Some have suggested the shorts would be most effective if the victim was unconscious. However, the vast majority of sexual assault victims are conscious when they are attacked.

The group developing the shorts cites studies which show that “resistance increases the chance of avoiding a completed rape without making the victim more likely to be physically injured”. These are fairly tenuous grounds on which to promote the shorts, as the studies in question are based on cases that are wildly divergent from what’s at issue here: an unanticipated physical barrier.
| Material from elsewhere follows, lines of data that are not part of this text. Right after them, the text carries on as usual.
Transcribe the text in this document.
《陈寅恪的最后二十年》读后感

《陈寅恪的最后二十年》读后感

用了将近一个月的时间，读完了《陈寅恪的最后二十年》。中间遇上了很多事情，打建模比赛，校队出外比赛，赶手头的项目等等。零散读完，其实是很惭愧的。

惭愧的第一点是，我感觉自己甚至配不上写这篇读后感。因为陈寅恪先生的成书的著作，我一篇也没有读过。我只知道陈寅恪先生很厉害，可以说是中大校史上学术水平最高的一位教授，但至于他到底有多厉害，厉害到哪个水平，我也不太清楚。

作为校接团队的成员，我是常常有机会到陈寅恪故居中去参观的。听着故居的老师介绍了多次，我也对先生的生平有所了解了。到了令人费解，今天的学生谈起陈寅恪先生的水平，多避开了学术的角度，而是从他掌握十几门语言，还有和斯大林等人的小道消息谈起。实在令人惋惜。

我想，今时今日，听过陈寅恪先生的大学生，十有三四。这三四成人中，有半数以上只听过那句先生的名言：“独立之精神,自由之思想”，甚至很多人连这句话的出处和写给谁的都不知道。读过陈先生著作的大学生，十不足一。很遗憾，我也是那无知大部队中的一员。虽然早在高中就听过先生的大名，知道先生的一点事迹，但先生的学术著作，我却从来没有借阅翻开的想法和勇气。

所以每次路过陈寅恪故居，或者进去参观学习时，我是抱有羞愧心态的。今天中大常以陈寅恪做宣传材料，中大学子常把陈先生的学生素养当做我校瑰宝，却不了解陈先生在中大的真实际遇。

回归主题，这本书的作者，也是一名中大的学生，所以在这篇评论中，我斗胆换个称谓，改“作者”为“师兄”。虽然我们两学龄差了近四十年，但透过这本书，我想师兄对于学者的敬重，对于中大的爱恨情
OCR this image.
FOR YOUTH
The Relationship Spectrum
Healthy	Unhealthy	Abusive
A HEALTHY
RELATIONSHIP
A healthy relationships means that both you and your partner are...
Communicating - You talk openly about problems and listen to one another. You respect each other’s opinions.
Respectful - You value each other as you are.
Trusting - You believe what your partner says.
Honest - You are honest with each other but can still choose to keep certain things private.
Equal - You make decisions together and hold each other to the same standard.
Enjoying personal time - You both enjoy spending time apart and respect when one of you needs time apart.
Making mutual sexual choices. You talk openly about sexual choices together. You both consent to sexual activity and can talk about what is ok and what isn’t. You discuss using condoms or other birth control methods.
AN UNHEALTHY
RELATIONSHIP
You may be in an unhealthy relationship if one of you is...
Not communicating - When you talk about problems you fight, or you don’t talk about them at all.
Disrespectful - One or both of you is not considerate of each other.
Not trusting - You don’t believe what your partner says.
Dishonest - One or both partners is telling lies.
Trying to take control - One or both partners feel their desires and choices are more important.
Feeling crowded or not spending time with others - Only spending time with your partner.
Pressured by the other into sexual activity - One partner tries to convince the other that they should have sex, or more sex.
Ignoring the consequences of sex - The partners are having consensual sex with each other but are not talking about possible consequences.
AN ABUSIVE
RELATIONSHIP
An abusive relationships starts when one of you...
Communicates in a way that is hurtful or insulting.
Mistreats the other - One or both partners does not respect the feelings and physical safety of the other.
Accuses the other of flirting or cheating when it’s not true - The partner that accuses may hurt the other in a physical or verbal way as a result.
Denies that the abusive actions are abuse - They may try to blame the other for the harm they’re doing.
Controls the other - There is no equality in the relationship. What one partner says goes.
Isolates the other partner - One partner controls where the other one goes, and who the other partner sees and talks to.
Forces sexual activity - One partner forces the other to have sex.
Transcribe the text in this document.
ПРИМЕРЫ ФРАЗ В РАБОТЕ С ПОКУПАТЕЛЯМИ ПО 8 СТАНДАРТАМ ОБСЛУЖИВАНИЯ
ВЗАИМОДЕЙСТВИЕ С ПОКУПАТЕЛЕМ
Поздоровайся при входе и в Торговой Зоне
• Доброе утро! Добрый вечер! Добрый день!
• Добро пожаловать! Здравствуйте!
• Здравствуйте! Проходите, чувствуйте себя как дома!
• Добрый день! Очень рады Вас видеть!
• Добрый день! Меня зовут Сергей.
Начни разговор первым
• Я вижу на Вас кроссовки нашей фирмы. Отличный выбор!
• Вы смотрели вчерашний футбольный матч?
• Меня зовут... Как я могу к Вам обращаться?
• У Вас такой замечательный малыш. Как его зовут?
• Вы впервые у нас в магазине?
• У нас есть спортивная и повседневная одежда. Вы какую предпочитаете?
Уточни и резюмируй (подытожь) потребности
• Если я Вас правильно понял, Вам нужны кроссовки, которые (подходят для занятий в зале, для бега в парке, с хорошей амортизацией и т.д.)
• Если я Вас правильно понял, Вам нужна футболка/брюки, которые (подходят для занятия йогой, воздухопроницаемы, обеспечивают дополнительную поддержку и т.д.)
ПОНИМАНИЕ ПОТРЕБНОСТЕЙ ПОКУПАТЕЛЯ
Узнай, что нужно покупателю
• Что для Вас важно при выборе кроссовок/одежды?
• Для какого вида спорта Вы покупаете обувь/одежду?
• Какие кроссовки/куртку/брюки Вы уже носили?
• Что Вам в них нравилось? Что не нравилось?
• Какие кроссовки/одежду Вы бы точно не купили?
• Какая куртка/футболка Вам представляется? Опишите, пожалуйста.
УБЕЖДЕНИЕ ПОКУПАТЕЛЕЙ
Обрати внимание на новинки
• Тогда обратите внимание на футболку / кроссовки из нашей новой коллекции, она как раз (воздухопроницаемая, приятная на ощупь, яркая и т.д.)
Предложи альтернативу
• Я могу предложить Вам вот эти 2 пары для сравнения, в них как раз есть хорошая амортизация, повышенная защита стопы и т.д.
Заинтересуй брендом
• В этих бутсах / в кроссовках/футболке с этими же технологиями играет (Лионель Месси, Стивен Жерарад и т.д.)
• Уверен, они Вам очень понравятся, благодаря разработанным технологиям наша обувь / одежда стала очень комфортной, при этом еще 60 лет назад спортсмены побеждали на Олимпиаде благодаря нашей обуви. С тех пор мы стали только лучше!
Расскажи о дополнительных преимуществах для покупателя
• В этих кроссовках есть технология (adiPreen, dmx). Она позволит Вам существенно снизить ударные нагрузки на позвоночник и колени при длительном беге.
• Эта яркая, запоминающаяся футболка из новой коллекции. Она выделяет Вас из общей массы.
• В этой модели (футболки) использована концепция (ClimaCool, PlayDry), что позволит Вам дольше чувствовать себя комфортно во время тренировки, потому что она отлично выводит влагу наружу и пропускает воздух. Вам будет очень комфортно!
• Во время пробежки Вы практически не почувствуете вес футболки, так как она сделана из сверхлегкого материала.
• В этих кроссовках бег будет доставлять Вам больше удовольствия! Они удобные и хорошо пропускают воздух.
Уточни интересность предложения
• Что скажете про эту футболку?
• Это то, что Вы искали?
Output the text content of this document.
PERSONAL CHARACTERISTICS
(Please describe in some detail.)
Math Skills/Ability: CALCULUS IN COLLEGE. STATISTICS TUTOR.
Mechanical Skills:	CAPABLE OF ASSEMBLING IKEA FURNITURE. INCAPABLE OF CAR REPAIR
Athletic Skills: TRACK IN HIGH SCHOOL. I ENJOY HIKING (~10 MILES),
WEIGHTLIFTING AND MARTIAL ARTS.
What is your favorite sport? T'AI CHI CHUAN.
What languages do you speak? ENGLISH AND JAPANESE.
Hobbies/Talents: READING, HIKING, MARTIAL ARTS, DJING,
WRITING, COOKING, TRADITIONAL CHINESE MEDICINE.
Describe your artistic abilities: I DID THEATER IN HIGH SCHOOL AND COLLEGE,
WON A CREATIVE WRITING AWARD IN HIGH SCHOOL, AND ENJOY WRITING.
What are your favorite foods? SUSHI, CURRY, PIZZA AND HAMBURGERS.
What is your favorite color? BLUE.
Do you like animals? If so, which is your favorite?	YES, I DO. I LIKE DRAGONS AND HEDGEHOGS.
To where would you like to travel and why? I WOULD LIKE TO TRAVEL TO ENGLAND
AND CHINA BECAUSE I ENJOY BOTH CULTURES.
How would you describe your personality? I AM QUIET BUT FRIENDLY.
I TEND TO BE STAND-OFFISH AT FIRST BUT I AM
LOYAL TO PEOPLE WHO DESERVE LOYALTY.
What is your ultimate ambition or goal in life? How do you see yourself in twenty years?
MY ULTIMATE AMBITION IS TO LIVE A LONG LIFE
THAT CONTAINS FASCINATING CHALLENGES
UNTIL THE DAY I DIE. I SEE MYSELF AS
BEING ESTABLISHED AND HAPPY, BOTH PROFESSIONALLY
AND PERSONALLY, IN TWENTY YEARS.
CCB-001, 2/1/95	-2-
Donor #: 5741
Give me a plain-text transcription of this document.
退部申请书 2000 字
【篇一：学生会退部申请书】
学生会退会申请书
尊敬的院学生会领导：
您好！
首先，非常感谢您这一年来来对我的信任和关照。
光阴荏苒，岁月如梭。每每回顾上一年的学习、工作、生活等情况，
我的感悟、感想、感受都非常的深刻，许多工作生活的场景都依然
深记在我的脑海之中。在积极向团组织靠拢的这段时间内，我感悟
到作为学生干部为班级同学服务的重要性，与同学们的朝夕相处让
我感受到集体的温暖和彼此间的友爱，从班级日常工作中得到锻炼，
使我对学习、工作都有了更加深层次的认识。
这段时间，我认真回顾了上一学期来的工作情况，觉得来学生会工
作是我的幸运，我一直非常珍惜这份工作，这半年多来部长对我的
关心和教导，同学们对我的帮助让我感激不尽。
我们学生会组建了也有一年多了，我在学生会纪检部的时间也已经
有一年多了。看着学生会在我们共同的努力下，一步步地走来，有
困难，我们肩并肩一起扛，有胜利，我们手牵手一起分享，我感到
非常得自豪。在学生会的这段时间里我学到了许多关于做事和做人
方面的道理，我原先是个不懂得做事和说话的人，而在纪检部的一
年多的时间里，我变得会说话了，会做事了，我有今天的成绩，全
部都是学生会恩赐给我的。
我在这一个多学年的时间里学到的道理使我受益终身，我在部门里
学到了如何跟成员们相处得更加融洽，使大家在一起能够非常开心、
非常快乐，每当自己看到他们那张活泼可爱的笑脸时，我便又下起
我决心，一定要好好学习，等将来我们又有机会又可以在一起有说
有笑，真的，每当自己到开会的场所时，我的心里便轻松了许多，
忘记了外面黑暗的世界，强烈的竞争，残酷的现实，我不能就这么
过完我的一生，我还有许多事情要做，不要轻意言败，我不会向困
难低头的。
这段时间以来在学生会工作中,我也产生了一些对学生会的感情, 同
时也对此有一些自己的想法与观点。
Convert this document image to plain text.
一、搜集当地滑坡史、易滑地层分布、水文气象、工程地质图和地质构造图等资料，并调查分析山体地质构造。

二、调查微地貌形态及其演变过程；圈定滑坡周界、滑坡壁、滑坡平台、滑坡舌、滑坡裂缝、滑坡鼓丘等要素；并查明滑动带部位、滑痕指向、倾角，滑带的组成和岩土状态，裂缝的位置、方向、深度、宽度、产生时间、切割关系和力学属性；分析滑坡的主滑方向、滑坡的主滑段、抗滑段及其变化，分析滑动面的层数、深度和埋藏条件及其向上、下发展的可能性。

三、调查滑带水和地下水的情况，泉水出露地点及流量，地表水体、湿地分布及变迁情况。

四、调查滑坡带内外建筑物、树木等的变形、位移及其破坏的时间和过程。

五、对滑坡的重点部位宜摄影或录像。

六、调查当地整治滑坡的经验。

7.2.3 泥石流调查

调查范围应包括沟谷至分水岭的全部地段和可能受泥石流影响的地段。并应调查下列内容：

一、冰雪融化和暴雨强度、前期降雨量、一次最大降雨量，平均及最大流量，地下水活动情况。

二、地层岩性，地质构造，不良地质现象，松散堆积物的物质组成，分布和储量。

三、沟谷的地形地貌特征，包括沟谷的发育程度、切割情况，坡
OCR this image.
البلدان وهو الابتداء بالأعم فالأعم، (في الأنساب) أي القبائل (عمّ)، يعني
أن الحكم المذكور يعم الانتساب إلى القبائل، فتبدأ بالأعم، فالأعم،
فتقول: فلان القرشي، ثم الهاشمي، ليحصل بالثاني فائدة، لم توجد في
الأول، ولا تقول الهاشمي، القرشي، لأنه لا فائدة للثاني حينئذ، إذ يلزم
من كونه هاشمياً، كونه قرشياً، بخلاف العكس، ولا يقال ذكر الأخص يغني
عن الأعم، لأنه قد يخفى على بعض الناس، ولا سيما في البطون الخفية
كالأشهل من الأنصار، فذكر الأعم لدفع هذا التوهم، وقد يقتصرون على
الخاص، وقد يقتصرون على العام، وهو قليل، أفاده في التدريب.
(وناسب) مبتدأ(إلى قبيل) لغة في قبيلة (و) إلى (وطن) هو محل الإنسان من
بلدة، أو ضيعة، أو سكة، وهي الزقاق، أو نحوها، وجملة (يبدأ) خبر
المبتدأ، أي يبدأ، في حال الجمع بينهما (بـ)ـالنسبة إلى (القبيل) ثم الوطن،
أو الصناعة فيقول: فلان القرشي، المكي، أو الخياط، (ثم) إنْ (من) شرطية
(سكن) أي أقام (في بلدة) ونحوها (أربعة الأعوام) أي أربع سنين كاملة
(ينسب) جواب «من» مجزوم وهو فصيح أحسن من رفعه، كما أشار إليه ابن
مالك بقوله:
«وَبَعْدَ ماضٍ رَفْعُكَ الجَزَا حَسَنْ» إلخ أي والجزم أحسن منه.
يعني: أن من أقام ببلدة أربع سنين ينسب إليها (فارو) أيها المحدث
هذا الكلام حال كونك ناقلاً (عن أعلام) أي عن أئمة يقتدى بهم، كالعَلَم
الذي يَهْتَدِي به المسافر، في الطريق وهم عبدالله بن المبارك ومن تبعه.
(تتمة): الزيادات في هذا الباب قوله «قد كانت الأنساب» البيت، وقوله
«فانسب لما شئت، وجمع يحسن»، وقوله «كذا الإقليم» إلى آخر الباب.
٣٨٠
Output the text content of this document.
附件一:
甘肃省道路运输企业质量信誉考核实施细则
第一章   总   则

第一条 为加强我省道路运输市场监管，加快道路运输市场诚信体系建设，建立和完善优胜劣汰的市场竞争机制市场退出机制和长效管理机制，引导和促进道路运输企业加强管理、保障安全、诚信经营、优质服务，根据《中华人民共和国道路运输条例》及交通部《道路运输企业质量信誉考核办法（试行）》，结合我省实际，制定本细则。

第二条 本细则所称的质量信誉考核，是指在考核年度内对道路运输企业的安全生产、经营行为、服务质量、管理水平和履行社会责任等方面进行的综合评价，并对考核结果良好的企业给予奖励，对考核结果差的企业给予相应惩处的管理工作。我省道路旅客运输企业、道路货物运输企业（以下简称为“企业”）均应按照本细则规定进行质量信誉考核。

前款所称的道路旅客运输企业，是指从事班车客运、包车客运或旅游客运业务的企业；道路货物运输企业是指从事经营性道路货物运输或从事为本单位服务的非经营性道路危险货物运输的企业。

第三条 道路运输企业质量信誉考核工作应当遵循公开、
The issue of accessibility is also important to consider, as the shorts themselves are expensive to produce. This is particularly disconcerting as they’re likely to be out of reach for those with lower incomes. Those who live places in the world where sexual assault is most prevalent would be the least likely to acquire this clothing item.

These shorts should be available to anyone who wants to use them, as feeling safe is a central consideration when dealing with sexual assault. However, physical barriers should only be a small subset of strategies in a much more comprehensive prevention plan.